Change Streams with Socket io (questions about MongoDB developer approach in tutorial)

Hello,

I’ve been building my first MERN app and I’m thinking about incorporating change streams and socket io for certain aspects of the project. My initial setup just used change streams where the user would create a request object via an http request, the change stream is created and there is a timeout after which the change stream is closed.

After researching socket io, and reading this tutorial, I’m considering switching to a more active system that uses both change streams and socket io. I can see a lot of benefits to this approach. However, I’m unsure of the way the developer in the tutorial goes about not closing his change streams. Here is the server file on the github repo for the project. Watcher function example. I don’t see him closing the change streams in his watcher functions (there are two but I can’t include more links), the server file, or anywhere else (unless I’m missing something).

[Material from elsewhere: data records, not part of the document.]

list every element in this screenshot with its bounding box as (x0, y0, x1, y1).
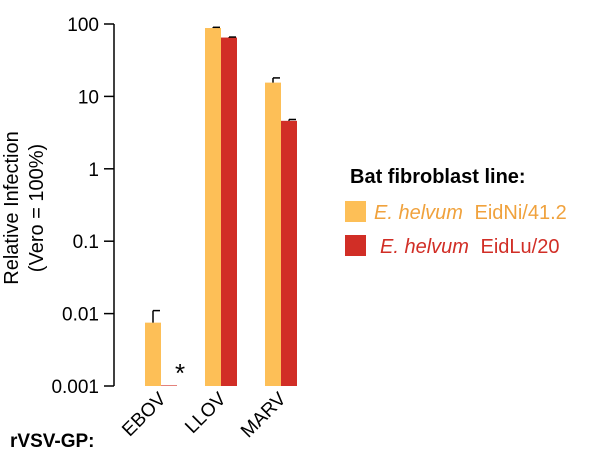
y-axis-title-line2: (Vero = 100%) (26, 144, 48, 272)
legend-entry-2-species: E. helvum (380, 236, 469, 258)
legend-swatch-2 (345, 235, 366, 256)
category-label-marv: MARV (237, 388, 291, 442)
bar-marv-series-2 (281, 120, 297, 386)
category-label-llov: LLOV (181, 388, 230, 437)
bar-ebov-series-1 (145, 322, 161, 386)
y-axis-ticks: 100 10 1 0.1 0.01 0.001 (51, 15, 114, 398)
category-labels: EBOV LLOV MARV (118, 388, 290, 442)
annotation-asterisk: * (175, 358, 185, 388)
y-tick-label: 100 (67, 15, 99, 36)
legend-entry-2-line: EidLu/20 (481, 236, 560, 258)
legend-entry-1-species: E. helvum (374, 202, 463, 224)
y-axis-title-line1: Relative Infection (1, 131, 23, 284)
y-tick-label: 0.1 (73, 232, 99, 253)
y-tick-label: 0.01 (62, 305, 99, 326)
y-tick-label: 0.001 (51, 377, 99, 398)
legend-title: Bat fibroblast line: (350, 166, 526, 188)
legend-entry-1: E. helvum EidNi/41.2 (374, 202, 567, 224)
legend: Bat fibroblast line: E. helvum EidNi/41.… (345, 166, 567, 258)
bar-llov-series-2 (221, 37, 237, 386)
y-tick-label: 10 (78, 87, 99, 108)
bar-ebov-series-2 (161, 385, 177, 386)
x-prefix-label: rVSV-GP: (10, 431, 94, 452)
category-label-ebov: EBOV (118, 388, 170, 440)
bars (145, 28, 297, 386)
legend-swatch-1 (345, 201, 366, 222)
legend-entry-2: E. helvum EidLu/20 (380, 236, 559, 258)
error-bars (152, 26, 296, 323)
bar-marv-series-1 (265, 82, 281, 386)
bar-llov-series-1 (205, 28, 221, 386)
legend-entry-1-line: EidNi/41.2 (475, 202, 567, 224)
y-tick-label: 1 (88, 160, 99, 181)
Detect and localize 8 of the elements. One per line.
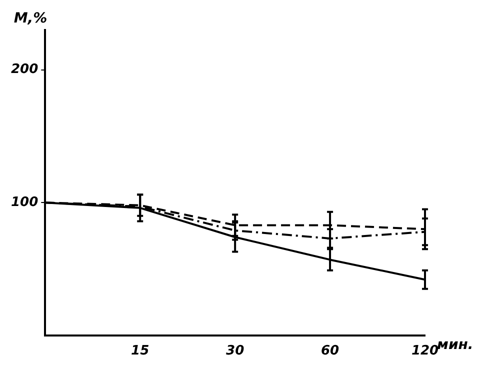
x-axis-title: мин. [437, 337, 474, 354]
x-tick-label: 60 [320, 344, 340, 359]
x-tick-label: 15 [131, 344, 150, 359]
x-tick-label: 120 [411, 344, 439, 359]
y-tick-label: 200 [10, 62, 38, 78]
y-axis-title: M,% [14, 10, 48, 27]
y-tick-label: 100 [10, 194, 38, 210]
x-tick-label: 30 [226, 344, 244, 359]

I thought not explicitly closing change streams was bad practice, however, I think it might be a better solution than opening a large number of separate change streams per each http request (per user) even if those are being closed. After-all, only two change streams are being opened in the linked example in total.

Can someone with solid experience please weigh in here? And if it’s okay to not close the change stream, is there a way you would recommend improving upon what this developer did, e.g., in the event the change stream fails? I suppose resuming could be implemented. Any assistance with this is much appreciated.

I use change stream with stream pipeline, in node.js pipeline function quit on error or exhaustion.
I use health check API to make k8s in this case to restart the service and the change stream.
so the infinite run of a change stream is bit of a challenge but you can solve it anyway you think serve the need.

in your case (I don’t know socket.io so much) I would maybe identify an error or just catch the “close” event on a cursor and make the change stream part re-runnable for these cases with some retry limit.